Leverage can result in greater losses.


It increases the flexibility of the borrower as they can buy more securities than they could have with their capital.

It can incur account fees, and high interest charges

It has more flexibility than other loans. There might not be an EMI to be paid regularly.

In the case of margin calls, the borrower may have to pay more to make up for losses.

There can be an ideal situation where the self-fulfilling cycle can increase collateral value and the borrower can enjoy more leverage.

In case of forced liquidation securities can be sold resulting in an overall loss.


Example of Margin

Let us say you deposit Rs 10,000 in your margin account. This means you can borrow Rs 20,000 from the account since you have deposited 50% of the purchase price. If you buy stock worth Rs 5000, you have Rs 15,000 of buying power remaining in your account. You have enough cash to cover the previous transaction without tapping into your margin. When you buy securities worth Rs 10,000. is when you start borrowing money.

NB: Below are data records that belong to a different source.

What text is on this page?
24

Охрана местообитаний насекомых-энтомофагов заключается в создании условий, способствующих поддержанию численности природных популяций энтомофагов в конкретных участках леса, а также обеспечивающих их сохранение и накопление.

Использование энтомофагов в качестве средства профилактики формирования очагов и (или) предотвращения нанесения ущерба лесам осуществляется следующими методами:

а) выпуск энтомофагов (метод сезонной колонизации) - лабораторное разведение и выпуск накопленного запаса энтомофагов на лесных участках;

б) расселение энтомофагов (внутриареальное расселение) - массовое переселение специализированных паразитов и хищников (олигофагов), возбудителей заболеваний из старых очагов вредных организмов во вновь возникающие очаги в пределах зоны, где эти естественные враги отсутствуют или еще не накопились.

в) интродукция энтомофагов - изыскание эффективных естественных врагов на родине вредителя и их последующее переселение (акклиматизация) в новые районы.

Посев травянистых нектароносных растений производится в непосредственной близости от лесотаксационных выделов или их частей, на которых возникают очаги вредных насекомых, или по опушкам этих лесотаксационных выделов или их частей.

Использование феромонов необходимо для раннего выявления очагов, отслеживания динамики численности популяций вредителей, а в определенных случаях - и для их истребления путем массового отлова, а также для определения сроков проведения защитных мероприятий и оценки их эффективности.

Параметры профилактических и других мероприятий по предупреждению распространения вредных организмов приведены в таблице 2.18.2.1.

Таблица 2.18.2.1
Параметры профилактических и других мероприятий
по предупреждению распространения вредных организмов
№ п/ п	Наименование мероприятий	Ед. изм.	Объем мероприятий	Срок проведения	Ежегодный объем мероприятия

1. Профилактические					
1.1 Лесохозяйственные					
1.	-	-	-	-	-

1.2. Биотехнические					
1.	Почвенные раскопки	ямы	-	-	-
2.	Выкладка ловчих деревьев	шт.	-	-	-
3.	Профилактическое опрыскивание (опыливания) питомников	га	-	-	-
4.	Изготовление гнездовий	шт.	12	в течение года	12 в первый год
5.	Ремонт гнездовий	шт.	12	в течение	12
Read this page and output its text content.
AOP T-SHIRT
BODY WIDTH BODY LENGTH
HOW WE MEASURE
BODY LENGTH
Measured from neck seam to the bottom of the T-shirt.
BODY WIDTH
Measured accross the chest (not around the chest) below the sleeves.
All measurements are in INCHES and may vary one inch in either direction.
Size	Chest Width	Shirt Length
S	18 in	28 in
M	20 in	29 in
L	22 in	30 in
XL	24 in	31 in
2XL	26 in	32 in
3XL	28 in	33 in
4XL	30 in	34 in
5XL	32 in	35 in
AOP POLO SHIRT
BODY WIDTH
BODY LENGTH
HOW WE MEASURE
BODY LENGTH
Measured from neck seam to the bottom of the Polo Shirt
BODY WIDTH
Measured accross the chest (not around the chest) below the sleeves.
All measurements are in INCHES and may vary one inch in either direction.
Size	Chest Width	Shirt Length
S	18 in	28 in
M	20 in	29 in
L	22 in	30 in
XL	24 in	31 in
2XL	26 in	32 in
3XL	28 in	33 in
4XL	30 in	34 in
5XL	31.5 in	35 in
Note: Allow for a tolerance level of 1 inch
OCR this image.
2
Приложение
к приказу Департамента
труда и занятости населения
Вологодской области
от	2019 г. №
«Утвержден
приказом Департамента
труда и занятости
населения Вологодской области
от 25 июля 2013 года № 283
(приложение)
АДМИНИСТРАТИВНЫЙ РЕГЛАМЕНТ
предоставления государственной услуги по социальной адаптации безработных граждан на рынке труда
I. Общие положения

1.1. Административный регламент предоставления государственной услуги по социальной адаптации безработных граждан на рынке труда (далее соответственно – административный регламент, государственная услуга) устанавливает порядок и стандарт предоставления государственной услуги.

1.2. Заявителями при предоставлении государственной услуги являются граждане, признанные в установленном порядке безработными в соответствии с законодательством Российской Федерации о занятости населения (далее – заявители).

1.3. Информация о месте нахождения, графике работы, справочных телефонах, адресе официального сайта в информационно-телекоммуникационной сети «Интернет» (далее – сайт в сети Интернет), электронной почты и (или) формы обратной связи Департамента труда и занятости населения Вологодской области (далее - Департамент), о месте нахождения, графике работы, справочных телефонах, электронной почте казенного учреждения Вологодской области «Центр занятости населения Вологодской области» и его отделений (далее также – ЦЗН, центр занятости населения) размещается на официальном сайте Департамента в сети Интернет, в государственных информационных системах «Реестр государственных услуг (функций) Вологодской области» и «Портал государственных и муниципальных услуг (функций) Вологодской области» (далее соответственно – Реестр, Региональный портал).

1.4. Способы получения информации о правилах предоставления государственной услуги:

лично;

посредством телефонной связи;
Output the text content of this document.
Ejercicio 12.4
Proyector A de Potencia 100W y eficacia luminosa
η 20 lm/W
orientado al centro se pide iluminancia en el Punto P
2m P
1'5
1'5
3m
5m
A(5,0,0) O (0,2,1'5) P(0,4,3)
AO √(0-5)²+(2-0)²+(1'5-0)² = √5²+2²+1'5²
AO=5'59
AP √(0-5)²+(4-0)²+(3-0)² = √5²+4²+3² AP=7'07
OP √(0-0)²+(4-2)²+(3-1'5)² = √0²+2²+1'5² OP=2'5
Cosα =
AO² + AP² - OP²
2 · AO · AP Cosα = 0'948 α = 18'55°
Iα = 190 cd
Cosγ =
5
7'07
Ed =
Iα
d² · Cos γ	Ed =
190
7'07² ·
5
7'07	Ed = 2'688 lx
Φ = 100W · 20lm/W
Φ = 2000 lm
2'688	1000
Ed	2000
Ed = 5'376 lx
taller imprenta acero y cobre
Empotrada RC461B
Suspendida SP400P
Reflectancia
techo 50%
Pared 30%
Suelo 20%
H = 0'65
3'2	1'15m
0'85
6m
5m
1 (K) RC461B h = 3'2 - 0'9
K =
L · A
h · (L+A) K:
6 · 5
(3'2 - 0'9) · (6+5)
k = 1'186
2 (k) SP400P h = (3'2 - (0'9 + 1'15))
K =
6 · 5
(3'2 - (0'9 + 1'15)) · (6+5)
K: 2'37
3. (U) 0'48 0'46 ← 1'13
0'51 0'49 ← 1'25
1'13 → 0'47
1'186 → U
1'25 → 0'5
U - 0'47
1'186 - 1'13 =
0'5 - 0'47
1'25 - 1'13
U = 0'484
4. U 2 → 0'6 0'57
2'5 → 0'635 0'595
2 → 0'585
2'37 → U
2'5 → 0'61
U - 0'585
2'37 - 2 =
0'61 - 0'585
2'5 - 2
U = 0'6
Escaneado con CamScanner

The buying power of the margin is dependent on the value of the security. The values of securities keep changing daily; hence, the buying power will also keep changing daily.

Other uses of margin

The income statement of a business provides information to calculate various accounting margins. Margins are the differences between expenses and revenue. These margins reveal the health of the business in the immediate, medium-, and long-term periods.

Gross Margin is the difference between the Sales and the Cost of Goods. The Operating margin is calculated by subtracting the cost of goods and operating expenses from Sales. Profit margin is the difference between Sales and all expenses incurred. Profit margin is the most comprehensive information as it considers all the expenses and provides the real net profit margin the business earns. This is also the most closely watched margin by investors and stakeholders.

Margins in mortgage lending

Adjustable-rate mortgages offer a fixed rate of interest for a fixed time and then the rate may vary over time. The new rate is determined by adding a margin to an established index. For example, if the mortgage margin is 4% and the index rate is 5% then the interest rate on the mortgage will be 5+4 which is 9%. The index rate may change from time to time.


What are the risks of margin trading?

Margin trading involves buying securities by availing of a loan from the broker. As always, there is always a risk associated with securities. If the securities make losses, the investor will lose more money than what they had deposited as a margin with the broker. They may have to deposit more funds into the margin account or incur forced selling of securities to compensate for the loss in value of securities invested.


Bottom Line

Margin trading offers leverage to the investor to buy more securities than they can with their own funds. Investors can amplify their gains or losses in margin trading. By investing a margin of the total value of the security they can earn more gains than usual. However, if the sales of the security decline they stand to lose as many funds as they were to gain. The investor must have a sound strategy in place to make the most of this tool. They should use margin trading only for short-term investments and choose securities wisely.